Afrikas grüne Wende: Wie Südafrikas Wind-Rekord den Kontinent verändert
Globale Kapazität steigt deutlich, Südafrika positioniert sich als führender Markt auf dem Kontinent
Lesedauer: 1 Minute
Die weltweite Windenergiebranche hat 2025 ein Rekordjahr erlebt. Laut dem Global Wind Report 2026 des Global Wind Energy Council (GWEC) wurden 165 Gigawatt (GW) neu installiert, ein Plus von 40 Prozent gegenüber dem Vorjahr. Damit stieg die globale Gesamtkapazität auf rund 1.299 GW. Windkraft festigt damit ihre Rolle als zentrale Säule der Energiewende, gerade vor dem Hintergrund unsicherer Öl- und Gasmärkte sowie anhaltender Lieferkettenprobleme.

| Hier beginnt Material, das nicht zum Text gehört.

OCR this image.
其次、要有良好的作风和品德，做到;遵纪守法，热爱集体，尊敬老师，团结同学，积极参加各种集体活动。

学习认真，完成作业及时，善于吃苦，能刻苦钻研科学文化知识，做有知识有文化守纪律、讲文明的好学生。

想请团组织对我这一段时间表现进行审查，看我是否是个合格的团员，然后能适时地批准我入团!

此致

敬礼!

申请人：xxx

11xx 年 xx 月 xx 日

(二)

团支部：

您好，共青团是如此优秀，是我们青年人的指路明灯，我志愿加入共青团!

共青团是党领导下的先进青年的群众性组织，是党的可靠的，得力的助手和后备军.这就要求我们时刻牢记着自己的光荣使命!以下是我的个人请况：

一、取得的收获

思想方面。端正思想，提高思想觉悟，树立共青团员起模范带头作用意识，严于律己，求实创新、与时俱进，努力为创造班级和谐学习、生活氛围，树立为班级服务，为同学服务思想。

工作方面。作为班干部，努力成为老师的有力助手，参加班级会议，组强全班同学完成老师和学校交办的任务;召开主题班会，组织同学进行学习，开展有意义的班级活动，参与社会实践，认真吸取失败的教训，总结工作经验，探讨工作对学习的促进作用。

Experten sehen künftig vor allem Afrika als Wachstumsregion. Steigende Energienachfrage, der Druck zur Dekarbonisierung und der Ausbau nationaler Stromsysteme schaffen dort neue Chancen.
Eine Schlüsselrolle nimmt Südafrika ein. Das Land ist mit über 4 GW installierter Leistung der größte Windenergiemarkt Afrikas. Weitere 2,8 GW befinden sich im Bau. Besonders bemerkenswert ist das Pipeline-Projekt: Es umfasst mehr als 60 GW, wovon rund 17 GW bereits weit fortgeschritten sind. Diese Dynamik macht Südafrika zu einem der attraktivsten Investitionsziele für erneuerbare Energien auf dem Kontinent. Politische Reformen, Marktliberalisierung und geplante Netzausbauten verbessern die Rahmenbedingungen zusätzlich. Herausforderungen bleiben jedoch bestehen, insbesondere Engpässe in der Stromnetzinfrastruktur und langwierige Genehmigungsverfahren, die den Ausbau bremsen können.
Das starke Wachstum verdeutlicht den strukturellen Wandel der globalen Energieindustrie. Marktbeobachter rechnen mit einem anhaltend hohen Tempo. Vor diesem Hintergrund wird Afrika nicht nur als Ergänzung, sondern als zentraler Baustein der globalen Energiewende gesehen. Der Ausbau der Windenergie könnte hier nicht nur Emissionen senken, sondern auch neue Arbeitsplätze schaffen, wirtschaftliche Impulse setzen und die Energiesicherheit nachhaltig stärken.